Description
The 1945 Chicago Cubs Official Program, signed by 12 players and Hall of Fame manager Charlie Grimm.
Includes a handwritten letter from Pitcher Hank Wyse, regarding the signed program and discussing the pending World Series. Little did Wyse know, but he would be the last Cubs’ pitcher to appear in a World Series game for 71 years, until the 2016 World Series championship season.
Octavo, [14]. Printed wrappers, bound with staples along the spine. Previously folded along the center line. Box scores completed in pencil for the September 16, 1945 game versus the Brooklyn Dodgers, with the Cubs winning 4-2. Includes a handwritten letter from Hank Wyse to North Dakota Attorney General Alvin C. Strutz, taking him up on his offer to pheasant hunt “…after the World Series.” A return Western Union telegraph reads: “You can win today and tomorrow then we’ll hunt pheasants.”
This program is signed by the following players: Hank Wyse (Pitcher), Paul Derringer (Pitcher), Stan Hack (Third Base), Andy Pafko (Center Field), Heinz Becker (First Base), Roy Hughes (Shortstop), Bill Schuster (Shortstop), Claude Passeau (Pitcher), Bill Nicholson (Outfielder), Peanuts Lowrey (Outfielder), Roy Johnson (Coach), Don “Pep” Johnson (Second Base), Mickey Livingston (Catcher), Charlie Grimm (Hall of Fame Manager).

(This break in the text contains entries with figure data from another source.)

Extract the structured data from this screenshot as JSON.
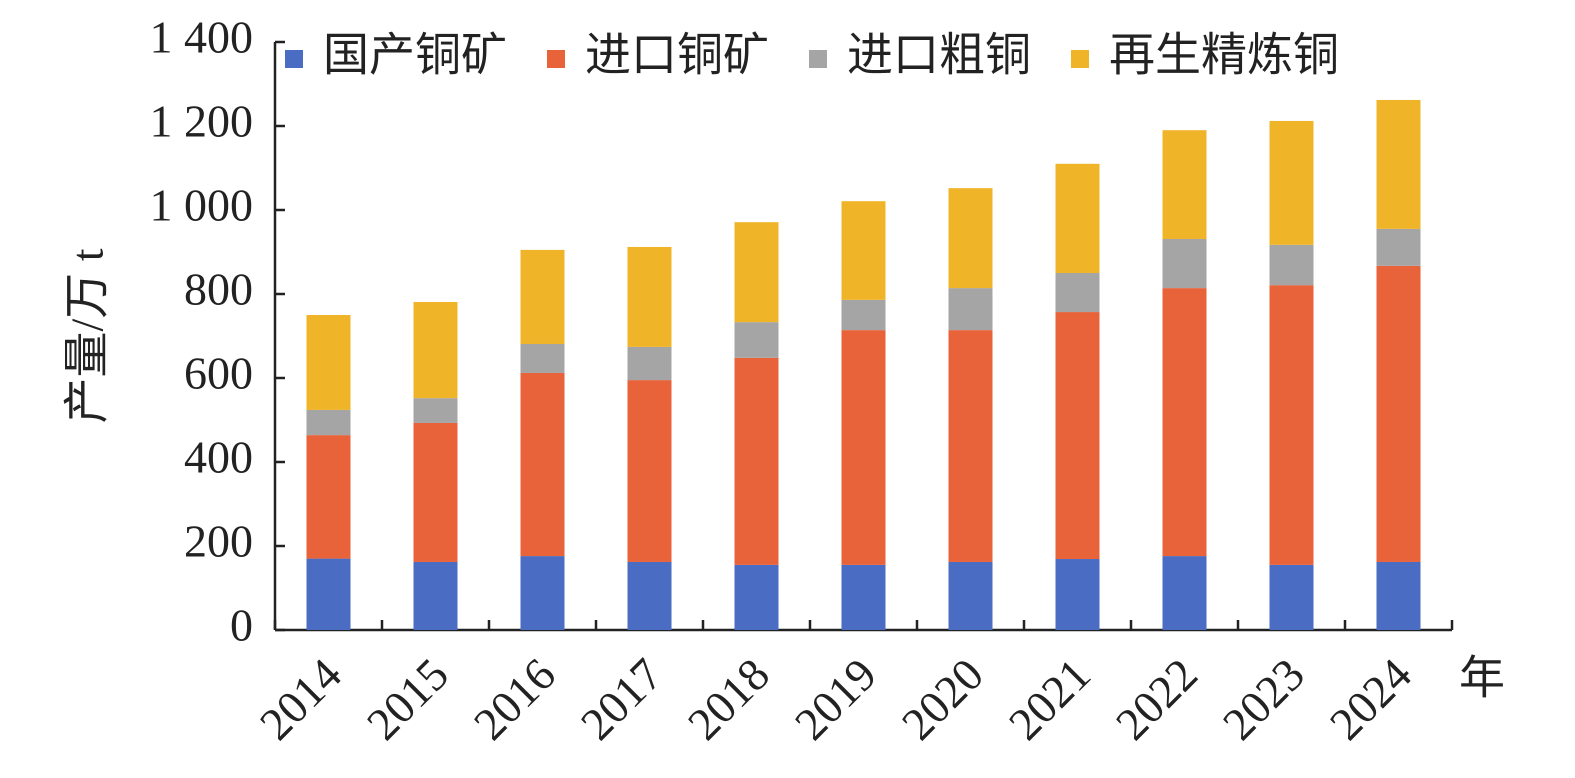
{
  "chart_data": {
    "type": "stacked-bar",
    "y_label": "产量/万 t",
    "x_label": "年",
    "categories": [
      "2014",
      "2015",
      "2016",
      "2017",
      "2018",
      "2019",
      "2020",
      "2021",
      "2022",
      "2023",
      "2024"
    ],
    "series": [
      {
        "name": "国产铜矿",
        "color": "#4a6cc2",
        "values": [
          170,
          162,
          176,
          162,
          155,
          155,
          162,
          169,
          176,
          155,
          162
        ]
      },
      {
        "name": "进口铜矿",
        "color": "#e8623a",
        "values": [
          294,
          331,
          436,
          433,
          493,
          559,
          552,
          588,
          638,
          666,
          705
        ]
      },
      {
        "name": "进口粗铜",
        "color": "#a5a5a5",
        "values": [
          60,
          59,
          69,
          79,
          85,
          72,
          100,
          93,
          117,
          96,
          88
        ]
      },
      {
        "name": "再生精炼铜",
        "color": "#f0b429",
        "values": [
          226,
          229,
          224,
          238,
          238,
          235,
          238,
          260,
          259,
          295,
          307
        ]
      }
    ],
    "ylim": [
      0,
      1400
    ],
    "yticks": [
      0,
      200,
      400,
      600,
      800,
      {
        "value": 1000,
        "label": "1 000"
      },
      {
        "value": 1200,
        "label": "1 200"
      },
      {
        "value": 1400,
        "label": "1 400"
      }
    ],
    "legend": "top"
  }
}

The Chicago Cubs won the National League pennant in 1945 under manager Charlie Grimm and faced the Detroit Tigers in the 1945 World Series, the club’s last World Series appearance until 2016. The team was led by pitcher Hank Wyse, who won 22 games during the regular season. The Cubs lost the Series in seven games, but the season became permanently associated with the “Curse of the Billy Goat,” a superstition said to have originated after tavern owner Billy Sianis and his goat were asked to leave Game 4 at Wrigley Field.